Al-Qur'an dan sunnah
menerangkan, suami memiliki hak yang sangat besar atas istrinya. Istri harus
taat kepada suaminya, melayani dengan baik, dan mendahulukan ketaatan kepadanya
daripada kepada orang tua dan saudara-saudara kandungnya sendiri.

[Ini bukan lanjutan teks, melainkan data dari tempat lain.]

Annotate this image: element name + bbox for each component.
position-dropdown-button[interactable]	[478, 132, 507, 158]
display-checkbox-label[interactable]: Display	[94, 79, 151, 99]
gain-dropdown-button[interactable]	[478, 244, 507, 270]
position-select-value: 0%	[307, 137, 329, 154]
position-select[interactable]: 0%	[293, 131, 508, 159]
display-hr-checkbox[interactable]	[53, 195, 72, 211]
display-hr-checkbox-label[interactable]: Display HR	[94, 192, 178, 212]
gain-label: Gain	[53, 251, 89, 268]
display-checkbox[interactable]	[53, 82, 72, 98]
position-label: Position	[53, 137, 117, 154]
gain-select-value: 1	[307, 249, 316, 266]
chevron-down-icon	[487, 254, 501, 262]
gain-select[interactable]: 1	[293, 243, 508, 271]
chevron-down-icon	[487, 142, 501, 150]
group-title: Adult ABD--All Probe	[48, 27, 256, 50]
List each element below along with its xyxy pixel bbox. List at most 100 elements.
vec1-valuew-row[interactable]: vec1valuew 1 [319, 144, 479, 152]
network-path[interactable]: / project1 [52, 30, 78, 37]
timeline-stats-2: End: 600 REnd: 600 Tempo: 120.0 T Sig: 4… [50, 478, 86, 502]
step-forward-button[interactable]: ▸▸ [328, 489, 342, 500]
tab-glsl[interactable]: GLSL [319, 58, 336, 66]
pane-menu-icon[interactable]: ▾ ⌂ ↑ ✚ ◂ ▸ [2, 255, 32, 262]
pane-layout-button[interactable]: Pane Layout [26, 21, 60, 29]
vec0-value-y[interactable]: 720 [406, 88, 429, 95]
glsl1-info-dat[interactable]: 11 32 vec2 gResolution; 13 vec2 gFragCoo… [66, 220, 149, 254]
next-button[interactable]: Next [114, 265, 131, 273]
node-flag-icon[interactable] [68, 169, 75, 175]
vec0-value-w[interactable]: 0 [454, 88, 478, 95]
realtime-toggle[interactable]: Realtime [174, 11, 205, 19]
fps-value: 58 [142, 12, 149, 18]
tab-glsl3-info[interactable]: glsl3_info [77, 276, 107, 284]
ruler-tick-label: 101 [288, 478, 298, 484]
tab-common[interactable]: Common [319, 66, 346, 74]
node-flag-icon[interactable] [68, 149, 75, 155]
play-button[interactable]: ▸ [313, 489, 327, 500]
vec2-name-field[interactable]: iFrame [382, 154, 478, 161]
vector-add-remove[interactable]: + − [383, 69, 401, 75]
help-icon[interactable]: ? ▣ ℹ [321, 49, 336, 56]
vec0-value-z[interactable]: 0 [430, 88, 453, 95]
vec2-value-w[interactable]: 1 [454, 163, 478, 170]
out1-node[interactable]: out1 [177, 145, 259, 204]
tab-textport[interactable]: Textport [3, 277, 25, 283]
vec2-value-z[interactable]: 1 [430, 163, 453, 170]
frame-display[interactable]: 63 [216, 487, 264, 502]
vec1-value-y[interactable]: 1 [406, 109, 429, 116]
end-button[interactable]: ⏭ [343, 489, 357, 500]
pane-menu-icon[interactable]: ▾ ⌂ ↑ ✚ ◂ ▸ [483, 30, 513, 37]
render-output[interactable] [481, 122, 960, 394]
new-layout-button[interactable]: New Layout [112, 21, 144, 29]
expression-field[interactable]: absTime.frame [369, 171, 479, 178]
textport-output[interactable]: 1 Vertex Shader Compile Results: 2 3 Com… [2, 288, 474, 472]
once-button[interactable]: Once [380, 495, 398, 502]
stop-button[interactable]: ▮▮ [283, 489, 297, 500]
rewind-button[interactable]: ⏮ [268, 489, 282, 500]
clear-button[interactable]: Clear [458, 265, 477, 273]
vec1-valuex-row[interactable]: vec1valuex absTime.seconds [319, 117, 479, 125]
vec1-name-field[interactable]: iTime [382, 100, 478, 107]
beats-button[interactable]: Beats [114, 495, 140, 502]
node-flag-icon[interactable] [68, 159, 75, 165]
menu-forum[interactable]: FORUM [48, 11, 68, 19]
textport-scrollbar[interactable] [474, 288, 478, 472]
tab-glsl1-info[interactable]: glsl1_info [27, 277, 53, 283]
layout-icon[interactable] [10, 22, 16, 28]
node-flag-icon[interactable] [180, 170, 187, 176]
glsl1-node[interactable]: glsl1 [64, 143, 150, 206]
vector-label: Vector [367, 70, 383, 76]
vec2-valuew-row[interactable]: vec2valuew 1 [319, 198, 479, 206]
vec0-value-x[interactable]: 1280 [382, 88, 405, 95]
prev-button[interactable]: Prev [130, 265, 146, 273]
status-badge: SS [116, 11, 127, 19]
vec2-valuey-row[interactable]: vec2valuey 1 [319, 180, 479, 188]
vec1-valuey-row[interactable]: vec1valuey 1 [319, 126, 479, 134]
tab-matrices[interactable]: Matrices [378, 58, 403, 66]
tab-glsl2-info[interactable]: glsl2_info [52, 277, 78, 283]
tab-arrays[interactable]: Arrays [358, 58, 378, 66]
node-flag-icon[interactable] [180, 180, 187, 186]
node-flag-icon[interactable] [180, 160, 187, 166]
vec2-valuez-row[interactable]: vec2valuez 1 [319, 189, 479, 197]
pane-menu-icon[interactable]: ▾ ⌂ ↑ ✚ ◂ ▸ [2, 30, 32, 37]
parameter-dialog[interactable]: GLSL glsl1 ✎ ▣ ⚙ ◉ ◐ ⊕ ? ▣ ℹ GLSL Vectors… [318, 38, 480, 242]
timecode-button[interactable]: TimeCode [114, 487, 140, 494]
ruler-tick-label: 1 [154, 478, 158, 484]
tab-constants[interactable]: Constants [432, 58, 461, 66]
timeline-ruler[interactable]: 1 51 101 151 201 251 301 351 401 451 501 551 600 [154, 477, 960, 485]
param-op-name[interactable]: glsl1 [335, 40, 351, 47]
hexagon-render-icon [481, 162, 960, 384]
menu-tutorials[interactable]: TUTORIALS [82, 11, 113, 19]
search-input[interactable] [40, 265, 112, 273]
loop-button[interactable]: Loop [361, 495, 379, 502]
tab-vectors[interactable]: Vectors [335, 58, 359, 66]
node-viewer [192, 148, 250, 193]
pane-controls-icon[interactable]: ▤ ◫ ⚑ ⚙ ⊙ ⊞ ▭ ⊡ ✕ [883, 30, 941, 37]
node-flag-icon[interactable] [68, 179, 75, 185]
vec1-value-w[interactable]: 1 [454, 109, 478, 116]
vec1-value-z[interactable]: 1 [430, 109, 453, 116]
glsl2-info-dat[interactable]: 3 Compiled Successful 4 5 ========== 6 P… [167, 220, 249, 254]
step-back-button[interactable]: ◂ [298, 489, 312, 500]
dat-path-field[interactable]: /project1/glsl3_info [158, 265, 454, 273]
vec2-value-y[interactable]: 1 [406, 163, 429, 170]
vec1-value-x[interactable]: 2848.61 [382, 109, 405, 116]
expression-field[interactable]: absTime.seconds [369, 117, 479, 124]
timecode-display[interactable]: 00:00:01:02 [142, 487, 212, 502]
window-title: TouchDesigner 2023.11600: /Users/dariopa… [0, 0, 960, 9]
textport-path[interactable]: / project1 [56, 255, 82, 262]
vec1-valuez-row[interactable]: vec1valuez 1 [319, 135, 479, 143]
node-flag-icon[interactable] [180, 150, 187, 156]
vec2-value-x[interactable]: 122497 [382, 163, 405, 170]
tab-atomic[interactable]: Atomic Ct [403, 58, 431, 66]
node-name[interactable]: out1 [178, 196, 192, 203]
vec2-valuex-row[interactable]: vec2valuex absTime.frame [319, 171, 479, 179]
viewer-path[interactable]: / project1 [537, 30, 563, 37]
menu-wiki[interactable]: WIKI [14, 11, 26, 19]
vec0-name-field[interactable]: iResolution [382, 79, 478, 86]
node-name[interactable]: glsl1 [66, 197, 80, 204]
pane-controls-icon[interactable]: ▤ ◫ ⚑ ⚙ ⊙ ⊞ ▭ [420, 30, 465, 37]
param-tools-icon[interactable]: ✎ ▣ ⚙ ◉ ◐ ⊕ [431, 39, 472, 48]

Bahkan suami
menjadi surga dan nerakanya.
Allah Ta'ala berfirman,
الرِّجَالُ قَوَّامُونَ
عَلَى النِّسَاءِ بِمَا فَضَّلَ اللَّهُ بَعْضَهُمْ عَلَى بَعْضٍ وَبِمَا
أَنْفَقُوا مِنْ أَمْوَالِهِم
"Kaum laki-laki
itu adalah pemimpin bagi kaum wanita, oleh karena Allah telah melebihkan
sebahagian mereka (laki-laki) atas sebahagian yang lain (wanita), dan karena
mereka (laki-laki) telah menafkahkan sebagian dari harta mereka." (QS.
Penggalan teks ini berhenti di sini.